PORTLAND, Ore. – Portland mayoral candidate Jefferson Smith said during a news conference that he was involved in a 1993 incident where he ended up striking a woman at a college party, although he claims he acted in self-defense.
The incident was first reported by the Willamette Week on Monday afternoon.
Smith said the altercation happened at a party between his sophomore and junior year of college. He said a woman he didn’t know was sleeping on a couch when somebody pushed her off the couch. The woman came at Smith swinging, thinking he had pushed her.
During the altercation Smith said he fought back, struck the woman and injured her.
“It happened pretty fast,” Smith said. “I was trying to get her away. Obviously I made contact.”
Smith was cited for assault, but those charges were later dropped, according to the Willamette Week. Smith settled with the woman out of court and agreed to pay for her medical bills.
“I wanted to make sure she was okay and to take responsibility,” Smith said.
He described the night as “the worst night of my life.”
Lara Larson, a high school classmate of Smith's, also spoke at the news conference to defend him.
"She came at him," Larson said. "He did what any one of us would have done in that situation."

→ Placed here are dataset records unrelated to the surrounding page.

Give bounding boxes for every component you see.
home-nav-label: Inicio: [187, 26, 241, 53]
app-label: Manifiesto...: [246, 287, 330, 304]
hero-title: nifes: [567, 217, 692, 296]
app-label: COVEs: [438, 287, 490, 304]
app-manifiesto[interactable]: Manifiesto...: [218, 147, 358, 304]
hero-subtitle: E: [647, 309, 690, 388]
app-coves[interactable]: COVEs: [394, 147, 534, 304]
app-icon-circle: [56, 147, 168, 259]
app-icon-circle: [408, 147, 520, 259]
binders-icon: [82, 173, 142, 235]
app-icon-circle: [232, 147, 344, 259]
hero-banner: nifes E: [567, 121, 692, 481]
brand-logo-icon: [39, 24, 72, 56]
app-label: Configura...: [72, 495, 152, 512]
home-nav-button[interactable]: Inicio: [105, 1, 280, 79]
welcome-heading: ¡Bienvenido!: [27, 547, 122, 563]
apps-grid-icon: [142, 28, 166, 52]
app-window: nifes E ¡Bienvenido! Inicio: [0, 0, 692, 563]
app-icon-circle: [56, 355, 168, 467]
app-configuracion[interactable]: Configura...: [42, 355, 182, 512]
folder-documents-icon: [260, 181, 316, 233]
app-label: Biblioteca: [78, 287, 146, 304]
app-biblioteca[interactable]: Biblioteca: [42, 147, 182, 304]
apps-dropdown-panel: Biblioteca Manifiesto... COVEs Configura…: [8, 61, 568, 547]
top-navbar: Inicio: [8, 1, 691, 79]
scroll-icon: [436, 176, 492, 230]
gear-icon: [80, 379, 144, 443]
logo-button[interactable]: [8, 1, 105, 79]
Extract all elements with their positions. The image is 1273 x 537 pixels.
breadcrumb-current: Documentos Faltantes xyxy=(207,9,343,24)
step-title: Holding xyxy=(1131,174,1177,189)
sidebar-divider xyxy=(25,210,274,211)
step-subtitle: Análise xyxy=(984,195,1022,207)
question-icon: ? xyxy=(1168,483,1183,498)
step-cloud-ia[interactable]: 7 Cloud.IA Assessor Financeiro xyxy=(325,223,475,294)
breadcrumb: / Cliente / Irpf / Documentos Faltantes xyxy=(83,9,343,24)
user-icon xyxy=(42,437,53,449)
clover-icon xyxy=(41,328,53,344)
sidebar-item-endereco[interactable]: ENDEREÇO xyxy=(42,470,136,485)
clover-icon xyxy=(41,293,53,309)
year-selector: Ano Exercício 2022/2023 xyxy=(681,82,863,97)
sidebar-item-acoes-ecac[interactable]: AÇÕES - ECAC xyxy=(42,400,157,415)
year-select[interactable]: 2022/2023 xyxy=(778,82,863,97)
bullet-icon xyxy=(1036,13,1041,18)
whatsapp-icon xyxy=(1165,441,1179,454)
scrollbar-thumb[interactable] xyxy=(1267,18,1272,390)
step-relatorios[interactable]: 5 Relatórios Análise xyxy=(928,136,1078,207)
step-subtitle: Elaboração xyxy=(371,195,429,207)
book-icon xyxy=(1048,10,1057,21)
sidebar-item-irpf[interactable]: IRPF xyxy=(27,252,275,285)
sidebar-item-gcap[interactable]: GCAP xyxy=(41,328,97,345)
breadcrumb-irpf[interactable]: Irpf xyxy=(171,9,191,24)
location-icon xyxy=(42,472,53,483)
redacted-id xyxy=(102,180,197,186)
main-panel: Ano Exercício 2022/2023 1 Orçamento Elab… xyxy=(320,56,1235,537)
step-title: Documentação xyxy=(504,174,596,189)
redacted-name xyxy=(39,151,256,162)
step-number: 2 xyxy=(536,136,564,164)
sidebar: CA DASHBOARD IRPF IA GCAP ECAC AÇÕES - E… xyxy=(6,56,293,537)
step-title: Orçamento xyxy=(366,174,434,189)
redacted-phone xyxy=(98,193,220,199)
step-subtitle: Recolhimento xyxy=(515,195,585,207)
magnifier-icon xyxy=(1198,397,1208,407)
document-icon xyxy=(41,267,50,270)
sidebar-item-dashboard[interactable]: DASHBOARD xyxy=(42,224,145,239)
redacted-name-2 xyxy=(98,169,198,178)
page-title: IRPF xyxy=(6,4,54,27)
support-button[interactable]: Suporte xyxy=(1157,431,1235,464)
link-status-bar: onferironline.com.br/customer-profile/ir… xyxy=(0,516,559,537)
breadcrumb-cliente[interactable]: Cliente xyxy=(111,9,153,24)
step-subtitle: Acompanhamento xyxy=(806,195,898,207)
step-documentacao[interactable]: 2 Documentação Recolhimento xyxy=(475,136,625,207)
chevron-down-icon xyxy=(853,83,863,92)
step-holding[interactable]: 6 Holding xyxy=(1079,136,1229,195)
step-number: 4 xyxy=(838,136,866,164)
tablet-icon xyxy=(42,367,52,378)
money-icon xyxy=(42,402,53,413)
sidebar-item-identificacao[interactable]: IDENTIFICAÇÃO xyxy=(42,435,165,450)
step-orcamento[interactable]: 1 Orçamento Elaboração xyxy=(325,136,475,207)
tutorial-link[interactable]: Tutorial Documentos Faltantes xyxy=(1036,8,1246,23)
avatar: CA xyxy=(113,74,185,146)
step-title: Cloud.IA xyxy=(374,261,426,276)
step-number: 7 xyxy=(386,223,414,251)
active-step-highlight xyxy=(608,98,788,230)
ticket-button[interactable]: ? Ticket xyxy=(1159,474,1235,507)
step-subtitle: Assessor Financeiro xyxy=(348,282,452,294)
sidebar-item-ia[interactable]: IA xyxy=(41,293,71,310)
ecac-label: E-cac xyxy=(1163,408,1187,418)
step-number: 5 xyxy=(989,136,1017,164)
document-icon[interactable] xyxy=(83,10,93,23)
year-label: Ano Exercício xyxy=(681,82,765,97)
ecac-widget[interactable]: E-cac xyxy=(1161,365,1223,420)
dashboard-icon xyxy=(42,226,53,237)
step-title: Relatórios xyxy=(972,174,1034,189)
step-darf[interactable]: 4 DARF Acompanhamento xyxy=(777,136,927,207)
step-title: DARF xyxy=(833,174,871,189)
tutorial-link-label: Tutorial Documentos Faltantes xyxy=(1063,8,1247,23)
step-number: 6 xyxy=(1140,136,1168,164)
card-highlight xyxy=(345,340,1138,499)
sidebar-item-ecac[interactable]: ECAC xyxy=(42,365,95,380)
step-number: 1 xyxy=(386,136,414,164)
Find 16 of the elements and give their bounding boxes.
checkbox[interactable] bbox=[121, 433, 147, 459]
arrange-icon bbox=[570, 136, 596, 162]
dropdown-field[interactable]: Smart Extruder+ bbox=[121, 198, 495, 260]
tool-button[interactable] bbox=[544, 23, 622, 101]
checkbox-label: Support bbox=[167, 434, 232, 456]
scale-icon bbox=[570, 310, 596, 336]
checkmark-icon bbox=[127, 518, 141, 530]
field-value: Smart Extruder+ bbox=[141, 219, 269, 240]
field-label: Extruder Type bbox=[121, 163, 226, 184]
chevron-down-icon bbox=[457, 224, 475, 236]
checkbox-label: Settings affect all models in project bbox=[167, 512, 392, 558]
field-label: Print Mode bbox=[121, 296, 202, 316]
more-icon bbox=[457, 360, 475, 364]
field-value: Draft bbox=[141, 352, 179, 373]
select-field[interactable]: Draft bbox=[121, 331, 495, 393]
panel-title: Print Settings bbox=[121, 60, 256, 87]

Smith also criticized the tone of the campaign, saying too much focus has been made on past issues and not enough time spent talking about the future of the city.
He has come under criticism before for past transgressions, including driving suspensions and punching a player during a pick-up basketball game.
“I knew this race was going to be tough when we got in; I knew I lived an imperfect life and I didn’t know how it was going to turn out,” Smith said.
He vowed to stay in the race and "continue to move forward."
"I think that if I were voting for the 20-year-old me I probably wouldn't make that person mayor of our city," Smith said. "But that's not the pesron who's running. It's the me now."